The FULL JOIN operation can sometimes be challenging to understand. For example, consider the task of retrieving employee_id values where either name or salary is missing (i.e., data exists in one table but not in the other). This can be useful, for instance, when comparing rows between two documents.
Example Data
Employees Table:
| employee_id | name |
|---|---|
| 2 | Crew |
| 4 | Haven |
| 5 | Kristian |
Salaries Table:
| employee_id | salary |
|---|---|
| 5 | 76071 |
| 1 | 22517 |
| 4 | 63539 |
Expected Result:
| employee_id |
|---|
| 1 |
| 2 |
SQL Queries
Using FULL JOIN
SELECT *
FROM Employees e
FULL OUTER JOIN Salaries s ON e.employee_id = s.employee_id
WHERE e.name IS NULL OR s.salary IS NULL;
Result:
| EMPLOYEE_ID | NAME | EMPLOYEE_ID | SALARY |
|---|---|---|---|
| null | null | 1 | 22517 |
| 2 | Crew | null | null |
Using COALESCE
To retrieve employee_id from both tables, you can use COALESCE:
SELECT COALESCE(e.employee_id, s.employee_id) AS employee_id
FROM Employees e
FULL OUTER JOIN Salaries s ON e.employee_id = s.employee_id
WHERE e.name IS NULL OR s.salary IS NULL;
Using UNION
Another approach is to first retrieve all possible employee_id values from both tables and then perform the join:
WITH emps AS (
SELECT employee_id FROM Employees
UNION
SELECT employee_id FROM Salaries
)
SELECT e.employee_id
FROM emps e
LEFT JOIN Employees e2 ON e.employee_id = e2.employee_id
LEFT JOIN Salaries s ON e.employee_id = s.employee_id
WHERE s.salary IS NULL OR e2.name IS NULL
ORDER BY e.employee_id ASC;
Advantages and Disadvantages of Each Approach
FULL JOIN
Advantages:
- Simpler query structure.
- Suitable for cases where you need to merge data from two tables and immediately filter rows with missing values.
Disadvantages:
- May be less performant on large datasets, as it merges all rows from both tables.
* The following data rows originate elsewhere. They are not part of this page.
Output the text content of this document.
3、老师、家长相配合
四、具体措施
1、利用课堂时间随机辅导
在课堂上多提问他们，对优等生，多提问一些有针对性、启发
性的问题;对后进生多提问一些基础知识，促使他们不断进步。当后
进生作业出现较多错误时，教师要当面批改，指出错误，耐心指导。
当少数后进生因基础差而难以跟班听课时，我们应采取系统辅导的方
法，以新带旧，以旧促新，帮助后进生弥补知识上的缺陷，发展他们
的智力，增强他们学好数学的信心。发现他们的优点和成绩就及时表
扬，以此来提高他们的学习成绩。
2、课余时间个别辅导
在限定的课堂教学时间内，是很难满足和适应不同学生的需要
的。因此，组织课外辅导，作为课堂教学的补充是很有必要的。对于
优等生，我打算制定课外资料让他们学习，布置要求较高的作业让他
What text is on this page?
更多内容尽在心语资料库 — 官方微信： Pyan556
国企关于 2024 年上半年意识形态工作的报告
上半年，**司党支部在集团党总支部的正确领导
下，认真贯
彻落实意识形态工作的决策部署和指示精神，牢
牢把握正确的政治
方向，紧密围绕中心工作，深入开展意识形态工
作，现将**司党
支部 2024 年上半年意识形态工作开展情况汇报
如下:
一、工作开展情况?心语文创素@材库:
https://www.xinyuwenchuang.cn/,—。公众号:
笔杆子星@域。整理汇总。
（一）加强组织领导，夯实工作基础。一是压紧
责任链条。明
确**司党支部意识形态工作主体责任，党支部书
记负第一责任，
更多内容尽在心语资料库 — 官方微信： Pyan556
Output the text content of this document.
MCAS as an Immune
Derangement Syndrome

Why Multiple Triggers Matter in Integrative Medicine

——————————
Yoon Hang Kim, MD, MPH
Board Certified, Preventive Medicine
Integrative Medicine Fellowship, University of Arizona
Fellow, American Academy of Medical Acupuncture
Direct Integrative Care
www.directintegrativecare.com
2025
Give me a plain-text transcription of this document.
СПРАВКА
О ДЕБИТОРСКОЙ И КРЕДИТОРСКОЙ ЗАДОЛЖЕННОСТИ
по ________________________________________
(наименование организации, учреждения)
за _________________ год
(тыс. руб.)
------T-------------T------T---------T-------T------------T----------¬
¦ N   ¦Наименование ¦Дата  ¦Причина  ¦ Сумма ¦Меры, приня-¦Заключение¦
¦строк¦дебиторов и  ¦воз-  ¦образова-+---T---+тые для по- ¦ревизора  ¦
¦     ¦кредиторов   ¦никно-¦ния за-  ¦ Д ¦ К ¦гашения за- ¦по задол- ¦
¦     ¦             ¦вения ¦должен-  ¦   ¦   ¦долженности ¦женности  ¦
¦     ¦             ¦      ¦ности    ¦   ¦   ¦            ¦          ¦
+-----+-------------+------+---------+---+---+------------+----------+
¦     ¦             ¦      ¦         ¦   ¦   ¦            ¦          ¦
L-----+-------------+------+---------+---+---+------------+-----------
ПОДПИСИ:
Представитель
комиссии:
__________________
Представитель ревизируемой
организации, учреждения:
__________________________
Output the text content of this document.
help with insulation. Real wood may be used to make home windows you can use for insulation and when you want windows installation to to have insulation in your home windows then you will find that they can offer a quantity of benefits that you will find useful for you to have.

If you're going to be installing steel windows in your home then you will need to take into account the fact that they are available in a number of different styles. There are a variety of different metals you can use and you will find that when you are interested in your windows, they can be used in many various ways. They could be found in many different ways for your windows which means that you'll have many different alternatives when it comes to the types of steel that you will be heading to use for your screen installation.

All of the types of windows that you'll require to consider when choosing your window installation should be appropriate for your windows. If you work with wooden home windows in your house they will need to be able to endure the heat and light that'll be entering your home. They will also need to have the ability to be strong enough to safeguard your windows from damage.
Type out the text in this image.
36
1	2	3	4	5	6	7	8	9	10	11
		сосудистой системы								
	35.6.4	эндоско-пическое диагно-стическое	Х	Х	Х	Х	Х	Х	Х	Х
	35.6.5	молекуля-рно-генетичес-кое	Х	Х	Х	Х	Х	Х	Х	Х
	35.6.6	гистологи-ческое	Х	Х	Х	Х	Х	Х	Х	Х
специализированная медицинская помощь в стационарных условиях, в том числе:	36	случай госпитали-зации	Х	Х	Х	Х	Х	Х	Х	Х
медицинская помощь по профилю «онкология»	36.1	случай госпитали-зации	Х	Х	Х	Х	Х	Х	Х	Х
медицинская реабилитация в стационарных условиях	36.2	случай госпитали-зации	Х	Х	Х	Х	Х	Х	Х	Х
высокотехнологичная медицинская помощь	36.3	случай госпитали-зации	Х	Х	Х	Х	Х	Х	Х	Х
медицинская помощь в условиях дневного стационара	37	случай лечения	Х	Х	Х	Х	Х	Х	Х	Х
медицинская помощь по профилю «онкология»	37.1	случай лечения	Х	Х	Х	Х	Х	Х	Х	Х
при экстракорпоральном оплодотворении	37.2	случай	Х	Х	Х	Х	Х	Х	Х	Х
- Requires additional processing if you need only unique identifiers.
UNION
Advantages:
- Flexibility: allows you to first merge unique identifiers and then perform additional joins.
- Can be more performant if the tables contain a lot of data but only unique values need to be processed.
Disadvantages:
- More complex query structure.
- Requires extra steps for merging and filtering data.
Important Notes
- The choice of approach depends on the task and the size of the data. For small tables, the performance difference may be negligible.
- If your database supports query optimizations such as indexing, this can significantly impact execution speed.
- When working with
NULL, remember thatNULL = NULLalways evaluates toFALSE. Use functions likeCOALESCEorIS NULLfor proper handling.